Ill-fitting safety boots may also increase chances for blisters and discomfort on the job resulting in a subpar performance and for the worker’s body to move differently to compensate. This can lead to further discomfort and injuries overtime. To combat this, PPE must fit correctly, based on female body measurement data and come in a wide variety of sizes specifically for women.

Because a woman’s foot is smaller, her bones and tendons are shaped differently. Also, the way a woman carries herself is different than a man. This creates an important need for safety footwear to fits the varying mechanics and structural differences between genders.

Manufacturers within the construction industry, like KEEN Utility, are making strides forward to bring the safety products for women that don’t sacrifice fit for function. Today’s tradeswomen can purchase a work boot with all the same great features men’s boots provide, but trust that they are designed specifically around a woman’s foot. Whether in construction, manufacturing or utilities, women work in the same conditions as men and need the same level of quality and durable safety footwear.
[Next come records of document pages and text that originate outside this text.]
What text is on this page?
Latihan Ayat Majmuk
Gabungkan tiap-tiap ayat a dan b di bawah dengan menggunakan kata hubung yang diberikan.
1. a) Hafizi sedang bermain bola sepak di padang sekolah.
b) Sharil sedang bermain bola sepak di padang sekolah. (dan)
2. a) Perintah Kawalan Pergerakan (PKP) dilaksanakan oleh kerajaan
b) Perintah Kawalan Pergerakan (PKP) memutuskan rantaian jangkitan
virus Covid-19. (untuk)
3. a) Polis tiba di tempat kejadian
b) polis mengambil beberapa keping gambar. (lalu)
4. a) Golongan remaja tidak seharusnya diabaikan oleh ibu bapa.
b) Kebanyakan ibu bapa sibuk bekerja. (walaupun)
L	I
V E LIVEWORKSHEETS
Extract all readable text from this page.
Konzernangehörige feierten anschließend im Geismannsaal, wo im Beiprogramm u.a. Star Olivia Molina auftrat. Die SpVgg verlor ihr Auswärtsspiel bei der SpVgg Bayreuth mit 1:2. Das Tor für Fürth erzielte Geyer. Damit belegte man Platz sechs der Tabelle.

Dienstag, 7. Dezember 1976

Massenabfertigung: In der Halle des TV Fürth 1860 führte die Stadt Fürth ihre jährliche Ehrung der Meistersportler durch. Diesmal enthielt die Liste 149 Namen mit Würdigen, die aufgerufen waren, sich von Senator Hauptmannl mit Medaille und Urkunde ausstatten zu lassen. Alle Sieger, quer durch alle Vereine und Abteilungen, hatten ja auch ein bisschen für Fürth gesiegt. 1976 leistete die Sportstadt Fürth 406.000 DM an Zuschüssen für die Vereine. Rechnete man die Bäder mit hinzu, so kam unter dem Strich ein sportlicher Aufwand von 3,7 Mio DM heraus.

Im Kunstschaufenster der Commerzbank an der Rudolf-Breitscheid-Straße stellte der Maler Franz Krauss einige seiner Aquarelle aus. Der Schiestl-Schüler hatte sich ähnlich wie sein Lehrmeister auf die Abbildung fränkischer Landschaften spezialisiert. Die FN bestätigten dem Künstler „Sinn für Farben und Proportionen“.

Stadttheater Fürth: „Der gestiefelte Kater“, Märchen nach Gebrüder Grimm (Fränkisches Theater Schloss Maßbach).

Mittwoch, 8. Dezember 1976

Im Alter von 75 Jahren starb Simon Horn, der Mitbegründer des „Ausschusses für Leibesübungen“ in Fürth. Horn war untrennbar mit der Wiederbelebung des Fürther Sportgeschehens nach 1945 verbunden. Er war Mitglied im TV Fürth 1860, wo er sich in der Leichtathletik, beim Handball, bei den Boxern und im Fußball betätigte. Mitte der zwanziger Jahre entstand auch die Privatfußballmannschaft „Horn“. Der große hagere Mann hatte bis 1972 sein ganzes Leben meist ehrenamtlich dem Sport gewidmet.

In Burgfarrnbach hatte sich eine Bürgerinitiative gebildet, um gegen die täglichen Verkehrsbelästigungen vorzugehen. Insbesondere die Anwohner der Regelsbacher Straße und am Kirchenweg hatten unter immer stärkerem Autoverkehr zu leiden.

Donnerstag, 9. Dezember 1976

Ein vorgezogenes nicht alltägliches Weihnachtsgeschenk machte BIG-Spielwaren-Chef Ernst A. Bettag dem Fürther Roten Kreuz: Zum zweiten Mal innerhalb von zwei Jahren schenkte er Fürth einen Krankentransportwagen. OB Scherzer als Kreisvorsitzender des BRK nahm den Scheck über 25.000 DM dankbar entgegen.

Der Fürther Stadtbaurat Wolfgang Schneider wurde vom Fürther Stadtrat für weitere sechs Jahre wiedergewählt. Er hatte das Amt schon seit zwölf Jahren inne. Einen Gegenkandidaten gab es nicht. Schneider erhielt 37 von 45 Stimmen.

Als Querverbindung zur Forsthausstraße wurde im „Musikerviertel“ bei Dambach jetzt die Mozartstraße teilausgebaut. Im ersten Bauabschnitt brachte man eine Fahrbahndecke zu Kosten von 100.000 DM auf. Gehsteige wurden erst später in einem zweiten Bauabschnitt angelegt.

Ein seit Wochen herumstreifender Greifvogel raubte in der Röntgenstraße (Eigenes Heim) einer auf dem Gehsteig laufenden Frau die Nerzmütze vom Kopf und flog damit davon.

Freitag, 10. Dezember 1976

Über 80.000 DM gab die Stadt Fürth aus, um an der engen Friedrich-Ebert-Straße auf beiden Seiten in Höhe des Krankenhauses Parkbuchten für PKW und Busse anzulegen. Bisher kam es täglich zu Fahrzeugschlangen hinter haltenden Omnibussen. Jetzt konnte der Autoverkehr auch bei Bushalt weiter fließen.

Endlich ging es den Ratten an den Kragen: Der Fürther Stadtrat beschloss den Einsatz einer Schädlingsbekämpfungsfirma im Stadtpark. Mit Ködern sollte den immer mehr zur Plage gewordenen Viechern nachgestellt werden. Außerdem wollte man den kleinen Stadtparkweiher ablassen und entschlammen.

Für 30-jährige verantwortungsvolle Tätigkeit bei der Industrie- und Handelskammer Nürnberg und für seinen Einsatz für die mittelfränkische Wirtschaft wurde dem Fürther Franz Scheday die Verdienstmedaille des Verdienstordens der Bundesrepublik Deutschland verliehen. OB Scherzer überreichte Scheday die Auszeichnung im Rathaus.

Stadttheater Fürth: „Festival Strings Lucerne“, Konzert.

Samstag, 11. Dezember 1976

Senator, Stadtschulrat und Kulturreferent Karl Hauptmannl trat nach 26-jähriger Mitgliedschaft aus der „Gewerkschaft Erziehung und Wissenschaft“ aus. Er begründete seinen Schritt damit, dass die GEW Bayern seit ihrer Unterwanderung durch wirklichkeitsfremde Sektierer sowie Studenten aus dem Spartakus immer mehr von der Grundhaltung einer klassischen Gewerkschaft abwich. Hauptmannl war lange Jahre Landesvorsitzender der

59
These styles were not only designed around the known structural differences of the foot, but also incorporate feedback from women across multiple trades to better understand what they want in fit, comfort and what they need in terms of safety. Through ongoing focus groups and partnerships with organizations and nonprofits who support women in the trades, industry safety brands are continually learning and understanding how to better support tradeswomen with the best safety work footwear possible.